Detection of MEN1 resistance mutations in cell-free DNA from acute leukemia patients treated with menin inhibitors Free

Background: Menin inhibitors have demonstrated promising clinical efficacy in multiple subtypes of acute leukemia, with revumenib being the first approved for relapsed/refractory KMT2A-rearranged leukemias. However, resistance frequently emerges and limits durable remissions. We previously identified somatic MEN1 mutations, detected by the MSK-IMPACT Heme next-generation sequencing (NGS) assay, as a key mechanism of genetic resistance. These mutations impair drug binding but preserve the ability of the mutant menin protein to assemble leukemogenic chromatin complexes and sustain HOX gene expression. Clinical detection of MEN1 resistance mutations relies on targeted NGS of DNA extracted from bone marrow (BM) aspirates. This invasive procedure is logistically more complex and less amenable to serial monitoring than peripheral blood sampling. However, sampling of peripheral blood mononuclear cells has limited sensitivity in patients without high circulating disease burden. We hypothesized that peripheral blood cell-free DNA (cfDNA) can serve as a minimally invasive, scalable, and clinically impactful alternative for detecting emergent MEN1 resistance mutations in menin inhibitor-treated patients.

Methods: We prospectively collected peripheral blood samples from acute leukemia patients undergoing menin inhibitor treatment at Memorial Sloan Kettering Cancer Center. Additionally, we obtained BM derived genomic DNA (gDNA) samples from 4 patients with confirmed MEN1 resistance mutations, as identified by MSK-IMPACT Heme. A high-sensitivity research NGS assay we named MSK-ACCESS-MEN1 was designed by including probes to cover all MEN1 exons into the existing MSK-ACCESS Heme assay (Gedvilaite E et al, 2022), a unique molecular indexed ultra-deep sequencing test for cfDNA interrogation in hematologic cancers. Plasma-derived cfDNA was extracted from pre-, on-, and off-treatment samples and sequenced with the customized research panel. MSK-IMPACT Heme testing was performed on matched BM aspirates when available. The detection, sensitivity, and concordance of different assays were evaluated.

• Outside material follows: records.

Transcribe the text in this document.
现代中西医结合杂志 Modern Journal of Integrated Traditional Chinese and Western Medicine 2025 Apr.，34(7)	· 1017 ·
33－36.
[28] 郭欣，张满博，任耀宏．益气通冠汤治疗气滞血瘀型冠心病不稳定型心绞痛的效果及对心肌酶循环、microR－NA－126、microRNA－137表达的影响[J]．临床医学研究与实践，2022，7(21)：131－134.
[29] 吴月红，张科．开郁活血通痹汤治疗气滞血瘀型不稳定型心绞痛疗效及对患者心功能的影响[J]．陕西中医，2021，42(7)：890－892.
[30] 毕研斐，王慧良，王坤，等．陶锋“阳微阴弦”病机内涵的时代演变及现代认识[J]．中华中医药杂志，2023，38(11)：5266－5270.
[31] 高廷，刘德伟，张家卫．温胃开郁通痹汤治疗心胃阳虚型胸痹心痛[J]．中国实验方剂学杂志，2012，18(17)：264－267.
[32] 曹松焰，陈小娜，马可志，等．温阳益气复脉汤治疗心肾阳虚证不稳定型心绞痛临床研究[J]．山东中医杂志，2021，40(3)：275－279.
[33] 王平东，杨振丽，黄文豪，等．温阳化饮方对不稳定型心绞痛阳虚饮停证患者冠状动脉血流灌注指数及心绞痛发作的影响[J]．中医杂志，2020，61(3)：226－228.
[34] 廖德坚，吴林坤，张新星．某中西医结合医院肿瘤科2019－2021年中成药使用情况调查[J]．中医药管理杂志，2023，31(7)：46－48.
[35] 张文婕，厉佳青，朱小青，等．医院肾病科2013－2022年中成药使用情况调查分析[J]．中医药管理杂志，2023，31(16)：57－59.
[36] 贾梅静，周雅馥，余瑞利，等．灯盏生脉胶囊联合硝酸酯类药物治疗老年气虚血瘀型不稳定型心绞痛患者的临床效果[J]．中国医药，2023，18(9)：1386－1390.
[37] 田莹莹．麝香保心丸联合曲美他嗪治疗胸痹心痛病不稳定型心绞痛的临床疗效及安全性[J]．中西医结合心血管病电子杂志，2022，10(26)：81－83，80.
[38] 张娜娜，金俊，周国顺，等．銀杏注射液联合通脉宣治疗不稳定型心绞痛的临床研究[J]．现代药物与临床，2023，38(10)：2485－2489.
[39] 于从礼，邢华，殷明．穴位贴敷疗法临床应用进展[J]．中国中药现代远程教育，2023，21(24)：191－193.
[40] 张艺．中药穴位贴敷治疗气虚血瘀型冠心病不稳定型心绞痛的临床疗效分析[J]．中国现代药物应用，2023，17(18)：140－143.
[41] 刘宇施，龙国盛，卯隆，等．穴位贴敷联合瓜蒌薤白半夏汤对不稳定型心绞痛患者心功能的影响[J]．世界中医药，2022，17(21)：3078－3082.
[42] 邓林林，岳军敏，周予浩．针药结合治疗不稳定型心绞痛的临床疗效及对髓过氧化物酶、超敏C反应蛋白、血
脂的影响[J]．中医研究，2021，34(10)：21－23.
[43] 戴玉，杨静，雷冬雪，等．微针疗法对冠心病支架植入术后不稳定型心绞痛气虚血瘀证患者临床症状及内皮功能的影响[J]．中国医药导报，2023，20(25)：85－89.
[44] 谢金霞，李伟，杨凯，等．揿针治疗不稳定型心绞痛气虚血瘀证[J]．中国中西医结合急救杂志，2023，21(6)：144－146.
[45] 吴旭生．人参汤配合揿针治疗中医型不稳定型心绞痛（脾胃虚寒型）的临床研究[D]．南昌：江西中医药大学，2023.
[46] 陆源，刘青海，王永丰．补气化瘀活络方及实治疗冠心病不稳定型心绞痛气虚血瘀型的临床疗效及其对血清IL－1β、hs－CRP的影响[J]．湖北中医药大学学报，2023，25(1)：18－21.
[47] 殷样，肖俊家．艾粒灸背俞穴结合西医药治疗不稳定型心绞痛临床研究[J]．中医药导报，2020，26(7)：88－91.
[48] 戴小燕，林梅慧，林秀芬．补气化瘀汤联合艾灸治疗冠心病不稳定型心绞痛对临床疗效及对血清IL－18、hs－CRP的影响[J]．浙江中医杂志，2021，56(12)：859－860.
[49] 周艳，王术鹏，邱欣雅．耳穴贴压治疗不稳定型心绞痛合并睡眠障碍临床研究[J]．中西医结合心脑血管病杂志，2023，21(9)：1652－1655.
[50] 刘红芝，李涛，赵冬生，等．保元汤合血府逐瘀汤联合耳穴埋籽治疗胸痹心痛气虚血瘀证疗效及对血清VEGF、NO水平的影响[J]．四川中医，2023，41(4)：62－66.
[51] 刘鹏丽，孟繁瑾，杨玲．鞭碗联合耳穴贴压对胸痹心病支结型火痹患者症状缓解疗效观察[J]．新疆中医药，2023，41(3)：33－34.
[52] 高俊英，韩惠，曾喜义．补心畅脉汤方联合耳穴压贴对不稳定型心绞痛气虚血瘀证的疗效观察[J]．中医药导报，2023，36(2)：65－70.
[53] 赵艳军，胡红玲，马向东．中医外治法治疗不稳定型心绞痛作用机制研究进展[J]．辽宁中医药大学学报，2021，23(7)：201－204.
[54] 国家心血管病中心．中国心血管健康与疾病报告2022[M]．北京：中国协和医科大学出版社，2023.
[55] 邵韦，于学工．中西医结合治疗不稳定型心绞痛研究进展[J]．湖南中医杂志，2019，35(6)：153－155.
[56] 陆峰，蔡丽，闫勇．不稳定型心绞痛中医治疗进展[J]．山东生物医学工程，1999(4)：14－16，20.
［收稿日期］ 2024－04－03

Results: To validate the performance of the MSK-ACCESS-MEN1 assay, we first analyzed gDNA from 4 different patient BM samples with known MEN1 resistance mutations. MSK-IMPACT Heme identified 8 MEN1 mutations across 4 patient samples, all of which were confirmed by MSK-ACCESS-MEN1, demonstrating 100% concordance. To assess the potential clinical utility of MSK-ACCESS-MEN1, we analyzed plasma-derived cfDNA from 2 patients with prior menin inhibitor therapy who had undetectable or very low-level peripheral blasts and known active BM disease with MEN1 resistance mutations. MSK-ACCESS-MEN1 identified all MEN1 mutations from plasma-derived cfDNA, including 3 different polyclonal MEN1 resistance mutations in a leukopenic pediatric patient with no reported peripheral blasts. We next analyzed a cfDNA sample from a patient with NPM1m AML who received 3 cycles of revumenib and had a BM aspirate which showed 11% blasts by flow cytometry, but without detectable MEN1 resistance mutations by MSK-IMPACT Heme. MSK-ACCESS-MEN1 evaluation of cfDNA from the same day identified an MEN1 M327V resistance mutation with an allele frequency of 1.6%. The patient subsequently had progressive disease, and 4 weeks later the MEN1 M327V resistance mutation was identified in the BM by MSK-IMPACT Heme. Lastly, MSK-ACCESS-MEN1 identified an emerging MEN1 M322I mutation in cfDNA from a patient with KMT2A-rearranged AML who had received 14 cycles of revumenib with an MRD-negative BM remission documented 3 months prior. At the time of cfDNA collection, she remained transfusion independent without evidence of relapse. She subsequently relapsed 3 months later with identification of the MEN1 M322I mutation by MSK-IMPACT Heme from a BM aspirate.

Conclusions: Evaluation of plasma-derived cfDNA with MSK-ACCESS-MEN1 enables non-invasive detection of MEN1 resistance mutations in patients treated with menin inhibitors. MEN1 resistance mutations were reliably detectable in cfDNA from peripheral blood in patients without circulating blasts. Importantly, we demonstrate that MSK-ACCESS-MEN1 can identify emerging MEN1 resistance mutations prior to clinical evidence of relapse. Our findings support the incorporation of cfDNA monitoring into clinical protocols for menin inhibitor therapy.